Lit Brothers

Lit Brothers
Industry Retail
Fate Liquidation
Founded 1893
Defunct 1977
Headquarters Philadelphia, Pennsylvania
Products General Merchandise
Parent City Stores, Inc.

Lit Brothers was a moderate priced department store based in Philadelphia, Pennsylvania. Samuel and Jacob Lit opened the first store at Eight and Market Streets in 1893.

Lit's positioned itself well as a more affordable alternate to competitors, Strawbridge and Clothier, Wanamaker's, and Gimbels. The store's tag line was "A Great Store in A Great City", and it was noted for its millinery department. It was purchased in 1928 by Albert M. Greenfield's Bankers Securities Corporation and was eventually merged into its City Stores Company (now CSS Industries, Inc.), a retail holding company consisting of stores located in urban centers throughout the south and east such as the W & J Sloane furniture store, and the Washington, D.C.–based department store chain Lansburgh's.[1] In 1962, they purchased the suburban locations of Snellenburg's, another Philadelphia department store chain owned by Bankers Securities Corporation, which was closed in 1963. The Lit Brothers chain subsequently closed in 1977.

Contents

Flagship store

Lit Brothers Department Store
Location: Market St. between 7th and 8th Sts., Philadelphia, Pennsylvania
Built: 1859-1918
Architect: Collins & Autenreith; Simon & Bassett
Architectural style: Colonial Revival
Governing body: Private
NRHP Reference#: 79002322[2]
Added to NRHP: May 15, 1979

The flagship store opened in 1907, and occupied a full city block bounded by Market, 7th, Filbert, and 8th Streets. The store was an assemblage of 33 buildings built between 1859 and 1918, which were joined so the interior appeared as one building.[3] The unique façade of this building's front on Market Street caused it to become known as the "cast iron" building. The architects were Charles M. Autenrieth and his partner Edward Collins.

After the chain closed in 1977, the store was vacant until redeveloped as office and commercial space in the late 1980s. The building reopened as Mellon Independence Center, after its principal occupant Mellon Bank. The sign reading "Hats Trimmed Free of Charge" can still be seen today on the façade of the redeveloped flagship building. The historic 720,000-square-foot (67,000 m2) building was recently on the market for $70 million.[4]

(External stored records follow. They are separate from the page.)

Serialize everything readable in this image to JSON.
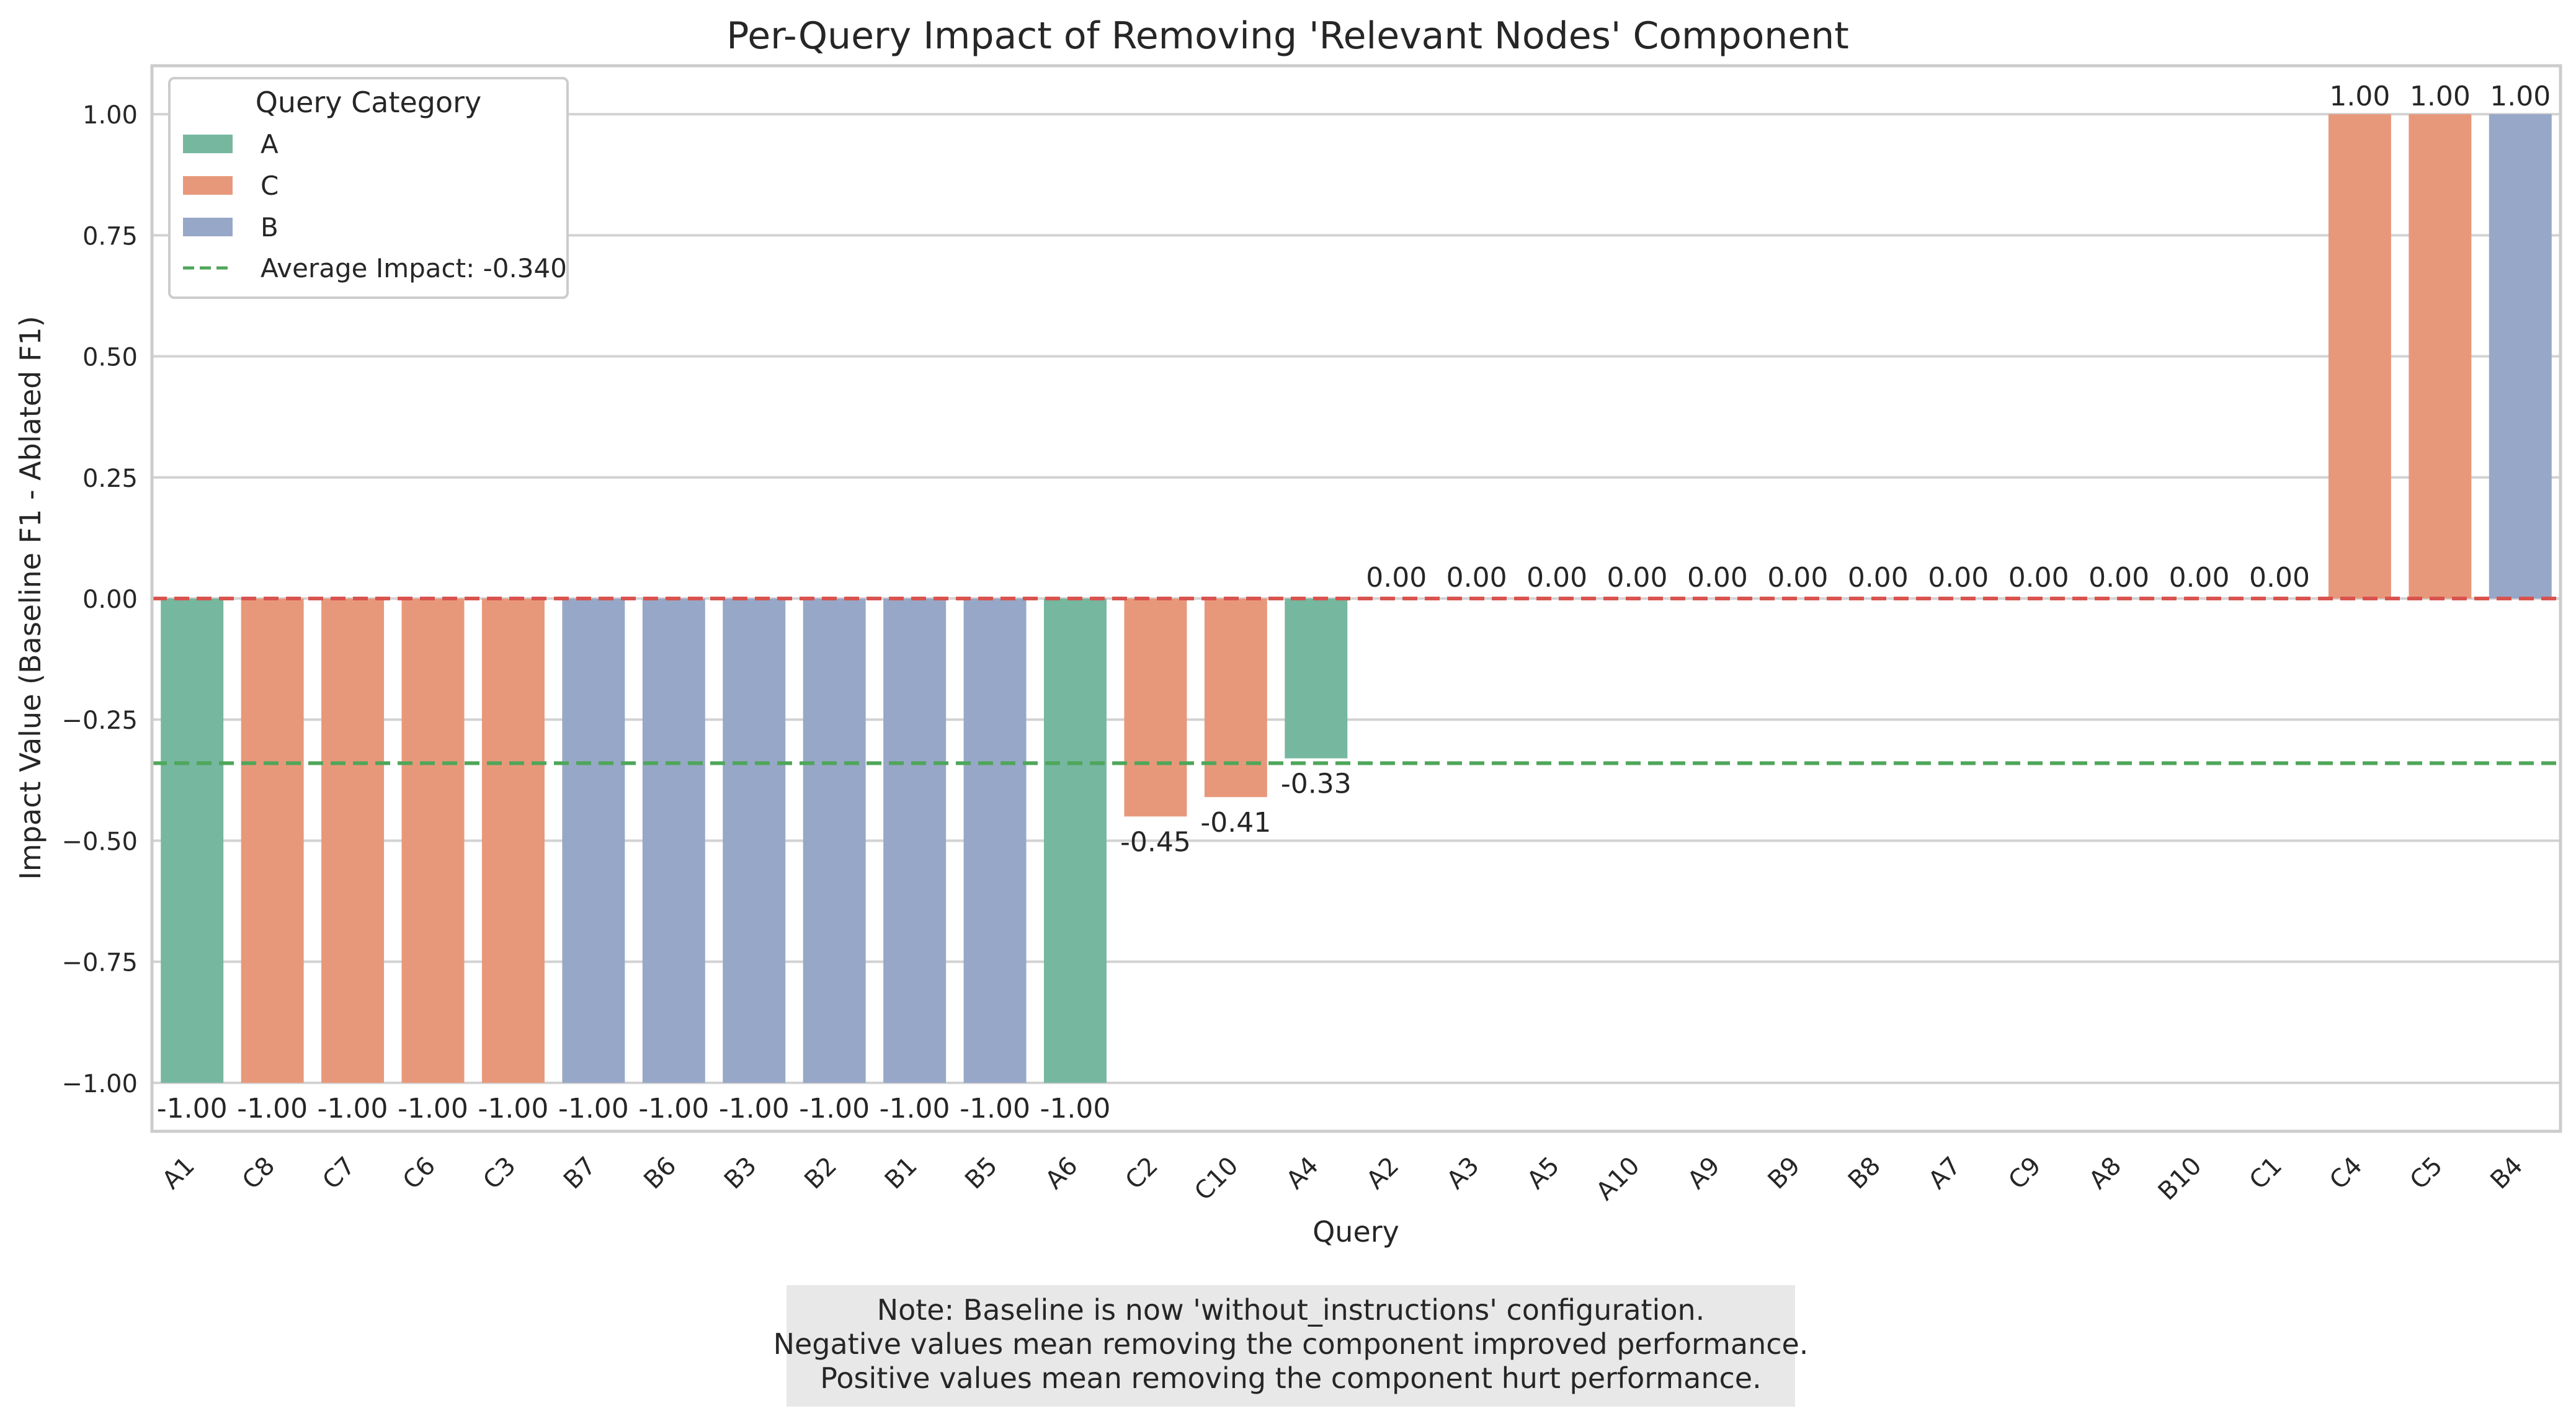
{
  "chart_data": {
    "type": "bar",
    "title": "Per-Query Impact of Removing 'Relevant Nodes' Component",
    "xlabel": "Query",
    "ylabel": "Impact Value (Baseline F1 - Ablated F1)",
    "ylim": [
      -1.1,
      1.1
    ],
    "yticks": [
      1.0,
      0.75,
      0.5,
      0.25,
      0.0,
      -0.25,
      -0.5,
      -0.75,
      -1.0
    ],
    "ytick_labels": [
      "1.00",
      "0.75",
      "0.50",
      "0.25",
      "0.00",
      "−0.25",
      "−0.50",
      "−0.75",
      "−1.00"
    ],
    "grid": true,
    "categories": [
      "A1",
      "C8",
      "C7",
      "C6",
      "C3",
      "B7",
      "B6",
      "B3",
      "B2",
      "B1",
      "B5",
      "A6",
      "C2",
      "C10",
      "A4",
      "A2",
      "A3",
      "A5",
      "A10",
      "A9",
      "B9",
      "B8",
      "A7",
      "C9",
      "A8",
      "B10",
      "C1",
      "C4",
      "C5",
      "B4"
    ],
    "values": [
      -1.0,
      -1.0,
      -1.0,
      -1.0,
      -1.0,
      -1.0,
      -1.0,
      -1.0,
      -1.0,
      -1.0,
      -1.0,
      -1.0,
      -0.45,
      -0.41,
      -0.33,
      0.0,
      0.0,
      0.0,
      0.0,
      0.0,
      0.0,
      0.0,
      0.0,
      0.0,
      0.0,
      0.0,
      0.0,
      1.0,
      1.0,
      1.0
    ],
    "bar_labels": [
      "-1.00",
      "-1.00",
      "-1.00",
      "-1.00",
      "-1.00",
      "-1.00",
      "-1.00",
      "-1.00",
      "-1.00",
      "-1.00",
      "-1.00",
      "-1.00",
      "-0.45",
      "-0.41",
      "-0.33",
      "0.00",
      "0.00",
      "0.00",
      "0.00",
      "0.00",
      "0.00",
      "0.00",
      "0.00",
      "0.00",
      "0.00",
      "0.00",
      "0.00",
      "1.00",
      "1.00",
      "1.00"
    ],
    "groups": [
      "A",
      "C",
      "C",
      "C",
      "C",
      "B",
      "B",
      "B",
      "B",
      "B",
      "B",
      "A",
      "C",
      "C",
      "A",
      "A",
      "A",
      "A",
      "A",
      "A",
      "B",
      "B",
      "A",
      "C",
      "A",
      "B",
      "C",
      "C",
      "C",
      "B"
    ],
    "first_zero_label": "0.00",
    "group_colors": {
      "A": "#76b7a0",
      "C": "#e8987a",
      "B": "#97a7c7"
    },
    "zero_line": {
      "value": 0.0,
      "color": "#d9534f"
    },
    "average_line": {
      "value": -0.34,
      "color": "#4fa65a"
    },
    "legend": {
      "title": "Query Category",
      "position": "top-left",
      "entries": [
        {
          "label": "A",
          "group": "A"
        },
        {
          "label": "C",
          "group": "C"
        },
        {
          "label": "B",
          "group": "B"
        }
      ],
      "average_label": "Average Impact: -0.340"
    },
    "note": [
      "Note: Baseline is now 'without_instructions' configuration.",
      "Negative values mean removing the component improved performance.",
      "Positive values mean removing the component hurt performance."
    ]
  }
}
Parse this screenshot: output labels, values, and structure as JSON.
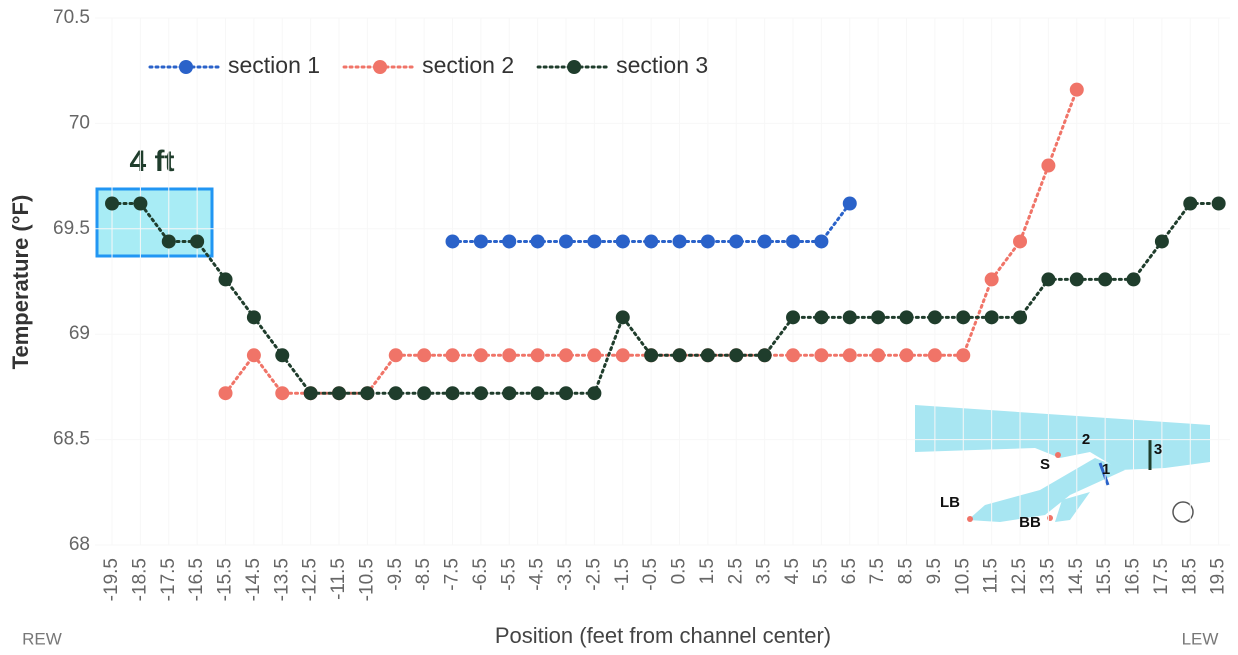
{
  "chart_data": {
    "type": "line",
    "y_label": "Temperature (°F)",
    "x_label": "Position (feet from channel center)",
    "left_label": "REW",
    "right_label": "LEW",
    "highlight_label": "4 ft",
    "inset_labels": [
      "2",
      "3",
      "1",
      "S",
      "LB",
      "BB"
    ],
    "xlim": [
      -20.1,
      19.9
    ],
    "ylim": [
      68,
      70.5
    ],
    "yticks": [
      68,
      68.5,
      69,
      69.5,
      70,
      70.5
    ],
    "xticks": [
      -19.5,
      -18.5,
      -17.5,
      -16.5,
      -15.5,
      -14.5,
      -13.5,
      -12.5,
      -11.5,
      -10.5,
      -9.5,
      -8.5,
      -7.5,
      -6.5,
      -5.5,
      -4.5,
      -3.5,
      -2.5,
      -1.5,
      -0.5,
      0.5,
      1.5,
      2.5,
      3.5,
      4.5,
      5.5,
      6.5,
      7.5,
      8.5,
      9.5,
      10.5,
      11.5,
      12.5,
      13.5,
      14.5,
      15.5,
      16.5,
      17.5,
      18.5,
      19.5
    ],
    "series": [
      {
        "name": "section 1",
        "color": "#2a62c9",
        "x": [
          -7.5,
          -6.5,
          -5.5,
          -4.5,
          -3.5,
          -2.5,
          -1.5,
          -0.5,
          0.5,
          1.5,
          2.5,
          3.5,
          4.5,
          5.5,
          6.5
        ],
        "values": [
          69.44,
          69.44,
          69.44,
          69.44,
          69.44,
          69.44,
          69.44,
          69.44,
          69.44,
          69.44,
          69.44,
          69.44,
          69.44,
          69.44,
          69.62
        ]
      },
      {
        "name": "section 2",
        "color": "#f07468",
        "x": [
          -15.5,
          -14.5,
          -13.5,
          -12.5,
          -11.5,
          -10.5,
          -9.5,
          -8.5,
          -7.5,
          -6.5,
          -5.5,
          -4.5,
          -3.5,
          -2.5,
          -1.5,
          -0.5,
          0.5,
          1.5,
          2.5,
          3.5,
          4.5,
          5.5,
          6.5,
          7.5,
          8.5,
          9.5,
          10.5,
          11.5,
          12.5,
          13.5,
          14.5
        ],
        "values": [
          68.72,
          68.9,
          68.72,
          68.72,
          68.72,
          68.72,
          68.9,
          68.9,
          68.9,
          68.9,
          68.9,
          68.9,
          68.9,
          68.9,
          68.9,
          68.9,
          68.9,
          68.9,
          68.9,
          68.9,
          68.9,
          68.9,
          68.9,
          68.9,
          68.9,
          68.9,
          68.9,
          69.26,
          69.44,
          69.8,
          70.16
        ]
      },
      {
        "name": "section 3",
        "color": "#1f3d2c",
        "x": [
          -19.5,
          -18.5,
          -17.5,
          -16.5,
          -15.5,
          -14.5,
          -13.5,
          -12.5,
          -11.5,
          -10.5,
          -9.5,
          -8.5,
          -7.5,
          -6.5,
          -5.5,
          -4.5,
          -3.5,
          -2.5,
          -1.5,
          -0.5,
          0.5,
          1.5,
          2.5,
          3.5,
          4.5,
          5.5,
          6.5,
          7.5,
          8.5,
          9.5,
          10.5,
          11.5,
          12.5,
          13.5,
          14.5,
          15.5,
          16.5,
          17.5,
          18.5,
          19.5
        ],
        "values": [
          69.62,
          69.62,
          69.44,
          69.44,
          69.26,
          69.08,
          68.9,
          68.72,
          68.72,
          68.72,
          68.72,
          68.72,
          68.72,
          68.72,
          68.72,
          68.72,
          68.72,
          68.72,
          69.08,
          68.9,
          68.9,
          68.9,
          68.9,
          68.9,
          69.08,
          69.08,
          69.08,
          69.08,
          69.08,
          69.08,
          69.08,
          69.08,
          69.08,
          69.26,
          69.26,
          69.26,
          69.26,
          69.44,
          69.62,
          69.62
        ]
      }
    ]
  }
}
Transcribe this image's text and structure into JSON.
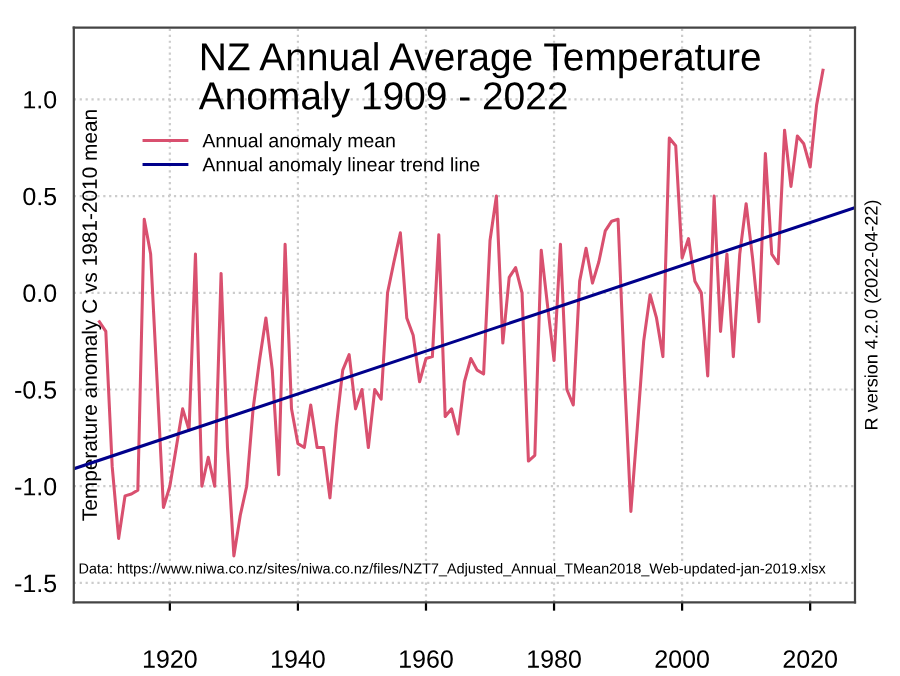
{
  "chart_data": {
    "type": "line",
    "title": "NZ Annual Average Temperature\nAnomaly 1909 - 2022",
    "ylabel": "Temperature anomaly C vs 1981-2010 mean",
    "annotations": [
      "Data: https://www.niwa.co.nz/sites/niwa.co.nz/files/NZT7_Adjusted_Annual_TMean2018_Web-updated-jan-2019.xlsx",
      "R version 4.2.0 (2022-04-22)"
    ],
    "x": [
      1909,
      1910,
      1911,
      1912,
      1913,
      1914,
      1915,
      1916,
      1917,
      1918,
      1919,
      1920,
      1921,
      1922,
      1923,
      1924,
      1925,
      1926,
      1927,
      1928,
      1929,
      1930,
      1931,
      1932,
      1933,
      1934,
      1935,
      1936,
      1937,
      1938,
      1939,
      1940,
      1941,
      1942,
      1943,
      1944,
      1945,
      1946,
      1947,
      1948,
      1949,
      1950,
      1951,
      1952,
      1953,
      1954,
      1955,
      1956,
      1957,
      1958,
      1959,
      1960,
      1961,
      1962,
      1963,
      1964,
      1965,
      1966,
      1967,
      1968,
      1969,
      1970,
      1971,
      1972,
      1973,
      1974,
      1975,
      1976,
      1977,
      1978,
      1979,
      1980,
      1981,
      1982,
      1983,
      1984,
      1985,
      1986,
      1987,
      1988,
      1989,
      1990,
      1991,
      1992,
      1993,
      1994,
      1995,
      1996,
      1997,
      1998,
      1999,
      2000,
      2001,
      2002,
      2003,
      2004,
      2005,
      2006,
      2007,
      2008,
      2009,
      2010,
      2011,
      2012,
      2013,
      2014,
      2015,
      2016,
      2017,
      2018,
      2019,
      2020,
      2021,
      2022
    ],
    "series": [
      {
        "name": "Annual anomaly mean",
        "color": "#d9506f",
        "values": [
          -0.15,
          -0.2,
          -0.9,
          -1.27,
          -1.05,
          -1.04,
          -1.02,
          0.38,
          0.2,
          -0.45,
          -1.11,
          -1.0,
          -0.8,
          -0.6,
          -0.71,
          0.2,
          -1.0,
          -0.85,
          -1.0,
          0.1,
          -0.8,
          -1.36,
          -1.15,
          -1.0,
          -0.6,
          -0.35,
          -0.13,
          -0.4,
          -0.94,
          0.25,
          -0.6,
          -0.78,
          -0.8,
          -0.58,
          -0.8,
          -0.8,
          -1.06,
          -0.69,
          -0.4,
          -0.32,
          -0.6,
          -0.5,
          -0.8,
          -0.5,
          -0.55,
          0.0,
          0.16,
          0.31,
          -0.13,
          -0.22,
          -0.46,
          -0.34,
          -0.33,
          0.3,
          -0.64,
          -0.6,
          -0.73,
          -0.46,
          -0.34,
          -0.4,
          -0.42,
          0.27,
          0.5,
          -0.26,
          0.08,
          0.13,
          0.0,
          -0.87,
          -0.84,
          0.22,
          -0.07,
          -0.35,
          0.25,
          -0.5,
          -0.58,
          0.06,
          0.23,
          0.05,
          0.16,
          0.32,
          0.37,
          0.38,
          -0.43,
          -1.13,
          -0.7,
          -0.25,
          -0.01,
          -0.13,
          -0.33,
          0.8,
          0.76,
          0.18,
          0.28,
          0.06,
          0.0,
          -0.43,
          0.5,
          -0.2,
          0.2,
          -0.33,
          0.2,
          0.46,
          0.18,
          -0.15,
          0.72,
          0.2,
          0.15,
          0.84,
          0.55,
          0.81,
          0.77,
          0.65,
          0.97,
          1.15
        ]
      },
      {
        "name": "Annual anomaly linear trend line",
        "color": "#00008b",
        "x": [
          1905,
          2027
        ],
        "values": [
          -0.91,
          0.44
        ]
      }
    ],
    "xlim": [
      1905,
      2027
    ],
    "xticks": [
      1920,
      1940,
      1960,
      1980,
      2000,
      2020
    ],
    "ylim": [
      -1.6,
      1.37
    ],
    "yticks": [
      -1.5,
      {
        "value": -1.0,
        "label": "-1.0"
      },
      -0.5,
      {
        "value": 0.0,
        "label": "0.0"
      },
      0.5,
      {
        "value": 1.0,
        "label": "1.0"
      }
    ],
    "grid": true,
    "legend": "top left",
    "line_style": "solid",
    "marker": "none"
  }
}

The Enchanted Colonial Village

Lit's also joined its fellow Center City department stores in presenting a Christmas Season exhibit when, in 1961, it opened the Enchanted Colonial Village. The Village, designed by Philadelphia display designer Thomas Comerford, cost approximately $1 million. It was built by German toy manufacturer Christian Hofmann of Bad Rodach, West Germany. This room-by-room display of a colonial-era Christmas ran each year from Thanksgiving to New Year's Eve, and remained until the final Christmas season in 1976. The exhibit itself was bought from liquidators for $35,000 by the Sun Oil Company, who later donated it to the Atwater Kent Museum. It has since been restored, and (since 2001) sections are displayed around the holiday season at the Please Touch Museum.[5]

Suburban growth

Lit's saw the growing demand for suburban locations, and started building stores in mall locations around the greater Philadelphia market, including southern New Jersey. Lit's also operated a store in nearby downtown Camden, and Lit's was the only one of Philadelphia's department stores to maintain a branch along the New Jersey Shore, when it acquired the Blatt Department Store in downtown Atlantic City, and re-branded this location as Lit's. Additional suburban locations were added with the acquisition of Snellenburg's in 1962.

Changing marketplace

Faced with growing competition in a changing retail landscape, Lit Brothers closed its doors in 1977. One of Lit's larger competitors, Gimbels, built a new store in Center City as part of The Gallery Mall in 1977, and while Lit's was only one block away from The Gallery, not being a direct part of the popular new complex hurt sales at its important flagship location. The famous flagship location sat vacant for a number of years, and was rescued and redeveloped as a regional headquarters for Mellon Bank, with retail stores on the street floor, and a food court on the lower level. For a few years after the building reopened in the mid-1980s, sections of the Enchanted Colonial Village were displayed in the retail section during the holiday shopping season.